Audit Cosmos and Runway artifact download, retention, content-type, and URL-expiration paths.
Ensure signed URL query strings never reach events, manifests, logs, reports, or issue bundles.
Add fixture coverage for expired artifacts, unsupported media, failed task states, and download retry exhaustion.
Document first recovery steps for each provider.

Out of scope:

No hosted artifact store.
No automatic media upload service.
No broad media provider expansion.

Acceptance criteria:

[ ] Both providers document artifact lifetime assumptions and first triage command.
[ ] Parser and provider-error tests cover expired URL, unsupported artifact, failed polling, and malformed response cases.
[ ] Run manifests preserve artifact digests or safe local paths, not signed remote URLs.
[ ] Benchmark inputs for generate and transfer stay separate and reproducible.

Validation:

uv run pytest tests/test_cosmos_provider.py tests/test_runway_provider.py tests/test_remote_video_providers.py tests/test_observability.py
uv run python scripts/generate_provider_docs.py --check
uv run mkdocs build --strict

WF-A8: Build The Provider Live-Smoke Evidence Registry¶

Problem: prepared-host smoke results are currently preserved per run, but maintainers need a single lightweight registry that records which optional providers have recent evidence and which were skipped.

Scope:

Define a docs-backed or generated registry for live-smoke evidence entries.
Record provider, capability, command, runtime manifest, date, version, status, artifact path, skip reason, and known limitations.
Keep the registry safe to publish by default.
Link the registry from provider docs and release evidence.

Out of scope:

No CI job that requires credentials, GPUs, checkpoints, or paid APIs by default.
No uploading of raw artifacts or secrets.
No claims that smoke evidence is a benchmark.

Acceptance criteria:

[ ] Registry entries validate against a small schema.
[ ] Missing optional runtime and credential skips are first-class statuses.
[ ] Release evidence can include the registry without manual copy-paste.
[ ] Docs explain how to attach sanitized run manifests to provider issues.

Validation:

uv run pytest tests/test_live_smoke_evidence.py tests/test_smoke_run_manifest.py
uv run mkdocs build --strict

Stream B: Evaluation Evidence And Claim Integrity¶

Meta tracker: WF-B0: Evaluation Evidence And Claim Integrity.

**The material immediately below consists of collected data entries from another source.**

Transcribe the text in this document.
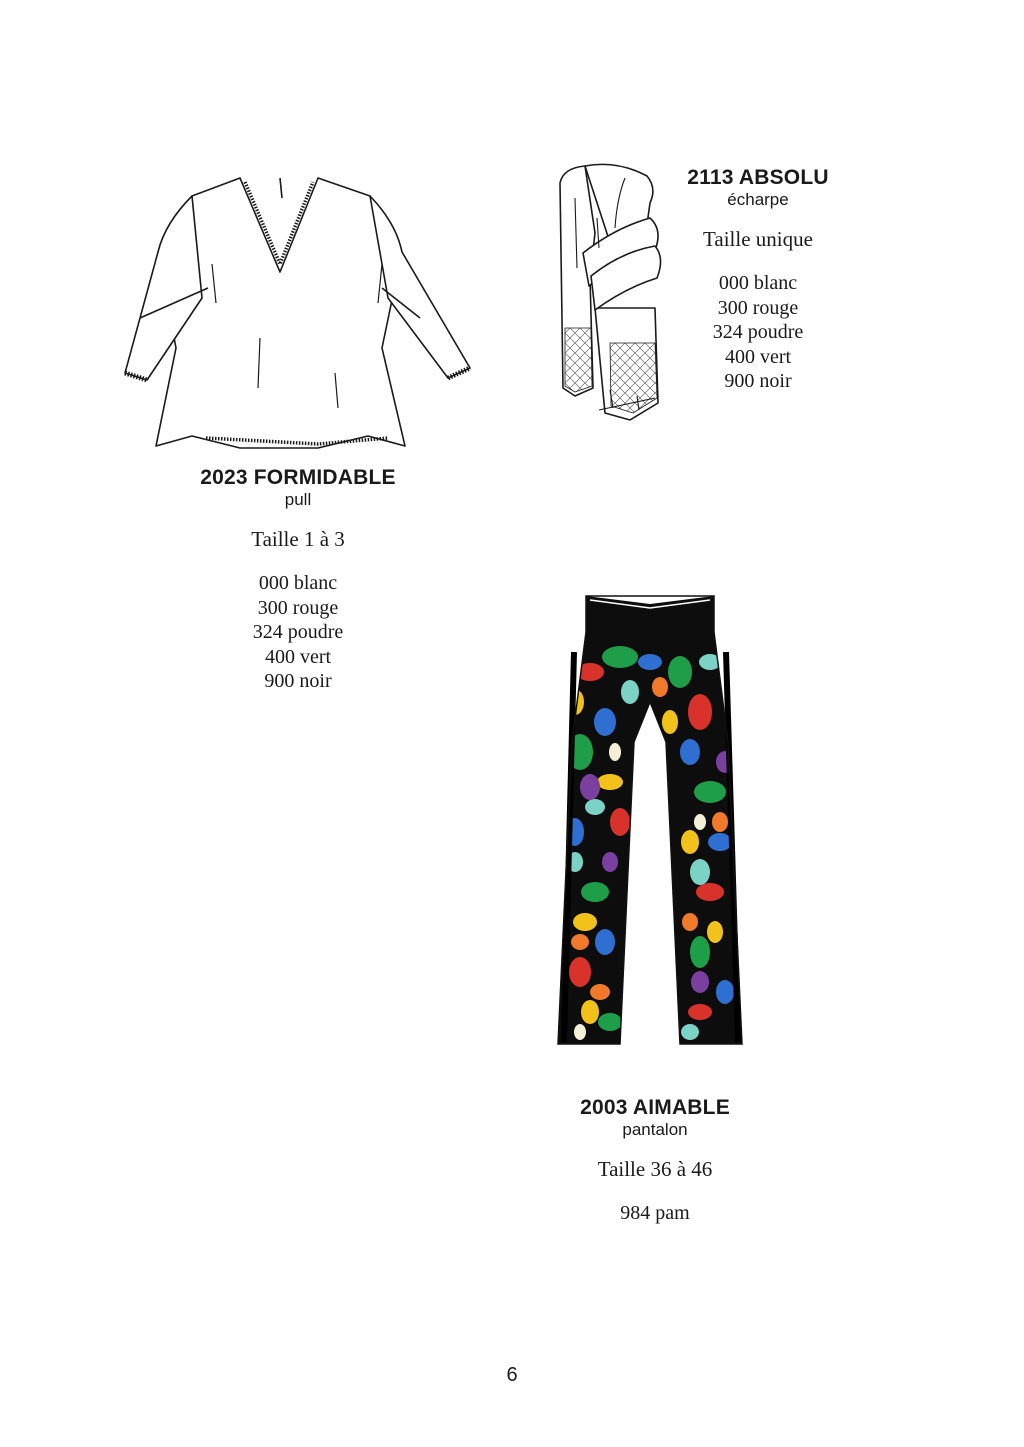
2023 FORMIDABLE
pull
Taille 1 à 3
000 blanc
300 rouge
324 poudre
400 vert
900 noir
2113 ABSOLU
écharpe
Taille unique
000 blanc
300 rouge
324 poudre
400 vert
900 noir
2003 AIMABLE
pantalon
Taille 36 à 46
984 pam
6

Goal: turn evaluations and benchmarks into reproducible evidence, not loose quality claims. The framework can provide deterministic contract signals, preserved artifacts, budgets, and comparison tools. It should not imply physical fidelity or provider superiority without evidence.

Exit signal:

Evaluation and benchmark outputs carry provenance, fixture identity, budget context, and claim boundaries.
Public docs have a claim-to-evidence map that names supported, unsupported, and deferred claims.
Release evidence can be generated from preserved artifacts without credentials.
Failures and regressions are inspectable, not hidden behind aggregate scores.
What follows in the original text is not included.